From 13.5.1 and 13.5.3, the only case left to consider if \(N\) has a prime of the form \(p=4k+3\), but to an odd power. This seemed to be the bottleneck in our exploration.

By way of contradiction, suppose that it is possible to write \begin{equation*}N=a^2+b^2\; .\end{equation*} First, divide this equation by any factors of \(p\) common to both sides to get \begin{equation*}M=c^2+d^2\end{equation*} The power of \(p\) we divided by (so that \(N=Mp^k\)) must be an even power, since each term on the right-hand side is a perfect square and can only contribute even powers of primes by the Fundamental Theorem of Arithmetic.
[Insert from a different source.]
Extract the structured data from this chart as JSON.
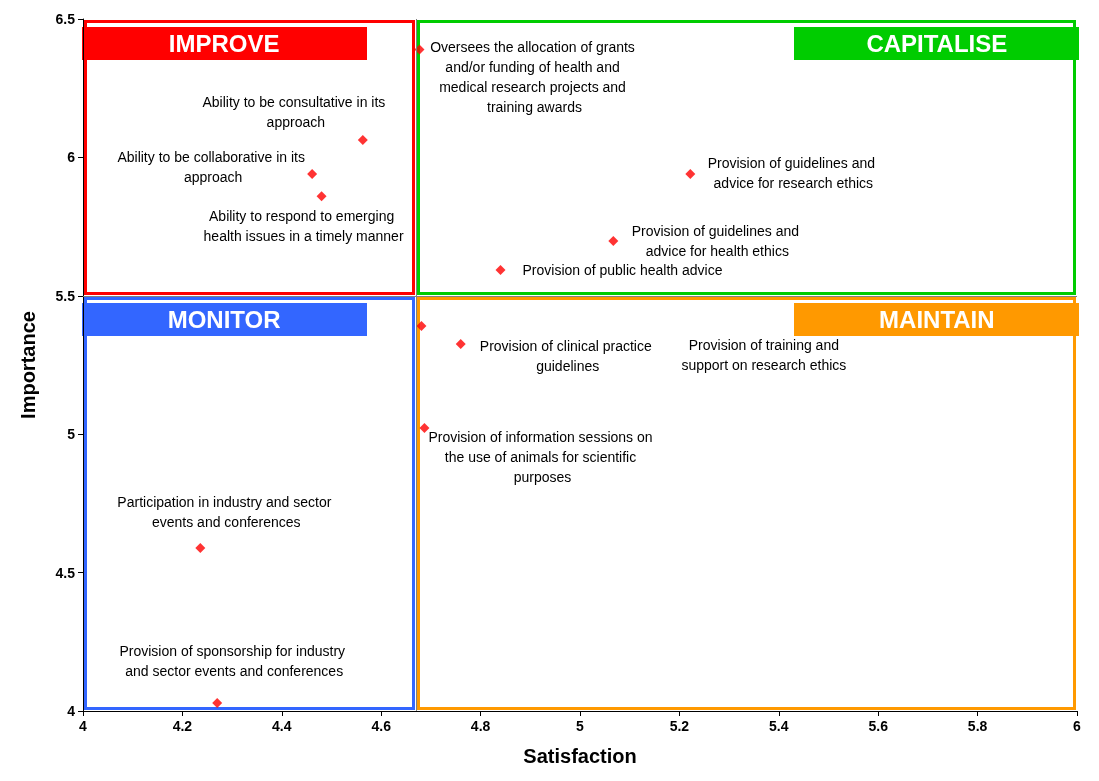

Since \(N\) had an odd power of \(p\), we know \(M\) still has an odd power of \(p\) dividing it, yet \(p\nmid c,d\).

Take everything modulo \(p\) to get the congruence \begin{equation*}0\equiv c^2+d^2\text{ (mod }p)\; .\end{equation*} Since \(p \nmid c\), we can multiply this congruence by \(\left(c^{-1}\right)^2\) to get \begin{equation*}0\equiv 1+\left(c^{-1}\right)^2d^2\Rightarrow -1\equiv \left(c^{-1}d\right)^2\text{ (mod }p)\end{equation*}

This is a contradiction, as there is no square root of \(-1\) modulo \(p\) by Fact 13.3.2!